4. Connect and use the tools/resources panes to issue MCP requests.
> Replace `/Users/<you>/Projects/Backlog.md` with the absolute path to your local Backlog.md checkout.
`bun run mcp` by itself prints Bun's `$ bun …` preamble, which breaks the Inspectors JSON parser. If you prefer using the package script here, add `--silent` so the startup log disappears:
```
Command: bun
Arguments: run, --silent, mcp
```
> Remember to substitute your own project directory for `/Users/<you>/Projects/Backlog.md`.
#### CLI workflow (`npx @modelcontextprotocol/inspector-cli`)
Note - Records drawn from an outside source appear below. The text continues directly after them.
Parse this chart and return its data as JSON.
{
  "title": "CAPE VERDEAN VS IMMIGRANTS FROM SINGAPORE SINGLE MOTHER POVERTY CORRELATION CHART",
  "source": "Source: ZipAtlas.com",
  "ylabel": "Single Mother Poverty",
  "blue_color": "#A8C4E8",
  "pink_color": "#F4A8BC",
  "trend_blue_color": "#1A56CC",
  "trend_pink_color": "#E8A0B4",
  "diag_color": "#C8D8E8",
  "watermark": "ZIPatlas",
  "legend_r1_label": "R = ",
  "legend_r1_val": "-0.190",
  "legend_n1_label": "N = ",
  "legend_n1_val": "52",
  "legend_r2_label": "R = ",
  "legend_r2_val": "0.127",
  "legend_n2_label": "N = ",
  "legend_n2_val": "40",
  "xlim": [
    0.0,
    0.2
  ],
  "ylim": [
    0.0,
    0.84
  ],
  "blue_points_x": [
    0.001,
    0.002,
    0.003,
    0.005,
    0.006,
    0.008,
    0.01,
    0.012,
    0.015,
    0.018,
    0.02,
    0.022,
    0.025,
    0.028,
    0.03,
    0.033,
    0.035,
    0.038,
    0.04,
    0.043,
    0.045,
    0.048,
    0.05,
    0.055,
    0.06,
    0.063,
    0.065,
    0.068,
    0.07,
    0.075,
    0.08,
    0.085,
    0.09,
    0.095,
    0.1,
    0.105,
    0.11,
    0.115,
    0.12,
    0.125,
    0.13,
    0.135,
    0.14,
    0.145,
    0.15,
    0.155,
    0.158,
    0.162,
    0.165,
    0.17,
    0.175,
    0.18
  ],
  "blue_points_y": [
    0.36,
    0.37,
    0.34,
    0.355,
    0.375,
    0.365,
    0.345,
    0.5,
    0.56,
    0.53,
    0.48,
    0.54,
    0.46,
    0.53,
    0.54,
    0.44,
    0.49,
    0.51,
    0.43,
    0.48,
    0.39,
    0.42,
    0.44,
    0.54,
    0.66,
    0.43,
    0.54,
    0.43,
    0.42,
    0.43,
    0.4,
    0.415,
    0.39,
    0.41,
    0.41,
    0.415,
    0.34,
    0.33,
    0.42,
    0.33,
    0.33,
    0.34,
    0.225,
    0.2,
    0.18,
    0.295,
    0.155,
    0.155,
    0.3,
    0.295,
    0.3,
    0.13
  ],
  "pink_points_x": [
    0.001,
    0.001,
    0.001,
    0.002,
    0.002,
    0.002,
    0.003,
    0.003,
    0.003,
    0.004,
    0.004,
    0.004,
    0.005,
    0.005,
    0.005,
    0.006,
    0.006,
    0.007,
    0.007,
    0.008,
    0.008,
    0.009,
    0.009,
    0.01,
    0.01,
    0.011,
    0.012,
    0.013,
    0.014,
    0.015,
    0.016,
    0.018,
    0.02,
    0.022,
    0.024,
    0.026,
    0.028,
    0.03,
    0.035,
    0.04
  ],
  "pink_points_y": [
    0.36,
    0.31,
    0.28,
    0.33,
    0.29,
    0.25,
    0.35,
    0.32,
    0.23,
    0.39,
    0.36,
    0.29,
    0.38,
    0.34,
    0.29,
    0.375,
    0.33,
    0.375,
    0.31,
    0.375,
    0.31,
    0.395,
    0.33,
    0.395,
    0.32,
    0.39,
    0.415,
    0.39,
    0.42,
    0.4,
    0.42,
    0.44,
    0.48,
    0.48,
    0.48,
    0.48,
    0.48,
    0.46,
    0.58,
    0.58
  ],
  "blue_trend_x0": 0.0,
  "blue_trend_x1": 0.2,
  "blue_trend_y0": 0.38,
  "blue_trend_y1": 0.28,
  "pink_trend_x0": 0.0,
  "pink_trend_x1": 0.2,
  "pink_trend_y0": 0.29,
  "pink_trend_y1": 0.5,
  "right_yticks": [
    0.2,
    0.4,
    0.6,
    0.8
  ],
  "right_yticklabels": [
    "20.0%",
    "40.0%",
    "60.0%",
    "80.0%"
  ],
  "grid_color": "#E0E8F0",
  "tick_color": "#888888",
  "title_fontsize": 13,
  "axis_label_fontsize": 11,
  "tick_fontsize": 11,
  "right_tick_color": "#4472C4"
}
Run the CLI helper when you want to script quick checks:
```bash
npx @modelcontextprotocol/inspector-cli \
--cli \
--transport stdio \
--method tools/list \
-- bun --cwd /Users/<you>/Projects/Backlog.md src/cli.ts mcp start
```
The key detail in both flows is to call `src/cli.ts mcp start` directly (or `bun run --silent mcp`) so stdout stays pure JSON for the MCP handshake.
### Adding New MCP Agents
### Project Structure
```
backlog.md/
├── src/
│ ├── mcp/
│ │ ├── errors/ # MCP error helpers
│ │ ├── resources/ # Read-only resource adapters
│ │ ├── tools/ # MCP tool implementations
│ │ ├── utils/ # Shared utilities
│ │ ├── validation/ # Input validators
│ │ └── server.ts # createMcpServer entry point
└── docs/
├── mcp/ # User-facing MCP docs
└── development/ # Developer docs
```
## Release
Backlog.md now relies on npm Trusted Publishing with GitHub Actions OIDC. The
release workflow builds binaries, publishes all npm packages, and records
provenance automatically. Follow the steps below to keep the setup healthy.
### Prerequisites
- Choose the release version and ensure your git tag follows the
`v<major.minor.patch>` pattern. The workflow automatically rewrites
`package.json` files to match the tag, so you do **not** need to edit the
version field manually.
- In npm's **Trusted publishers** settings, link the
`MrLesk/Backlog.md` repository and the `Release multi-platform executables`
workflow for each package: `backlog.md`,
`backlog.md-linux-{x64,arm64}`, `backlog.md-darwin-{x64,arm64}`, and
`backlog.md-windows-x64`.
- Remove the legacy `NODE_AUTH_TOKEN` repository secret. Publishing now uses
the GitHub-issued OIDC token, so no long-lived npm tokens should remain.
- The workflow activates `npm@latest` (currently 11.6.0 as of 2025-09-18) via
Corepack to satisfy npm's trusted publishing requirement of version 11.5.1 or
newer. If npm raises the minimum version again, the latest tag will pick it
up automatically.
### Publishing steps
1. Commit the version bump and create a matching tag. You can either push the
tag from your terminal
```bash
git tag v<major.minor.patch>
git push origin main v<major.minor.patch>
```
or create a GitHub Release in the UI (which creates the tag automatically).
Both paths trigger the same `Release multi-platform executables` workflow.
2. Monitor the workflow run:
- `Dry run trusted publish` and `Dry run platform publish` confirm that
npm accepts the trusted publisher token before any real publish.
- Publishing uses trusted publishing (no tokens) so npm automatically records
provenance; no additional CLI flags are required.
3. After the workflow completes, verify provenance on npm by opening each
package's **Provenance** tab or by running `npm view <package> --json | jq '.dist.provenance'`.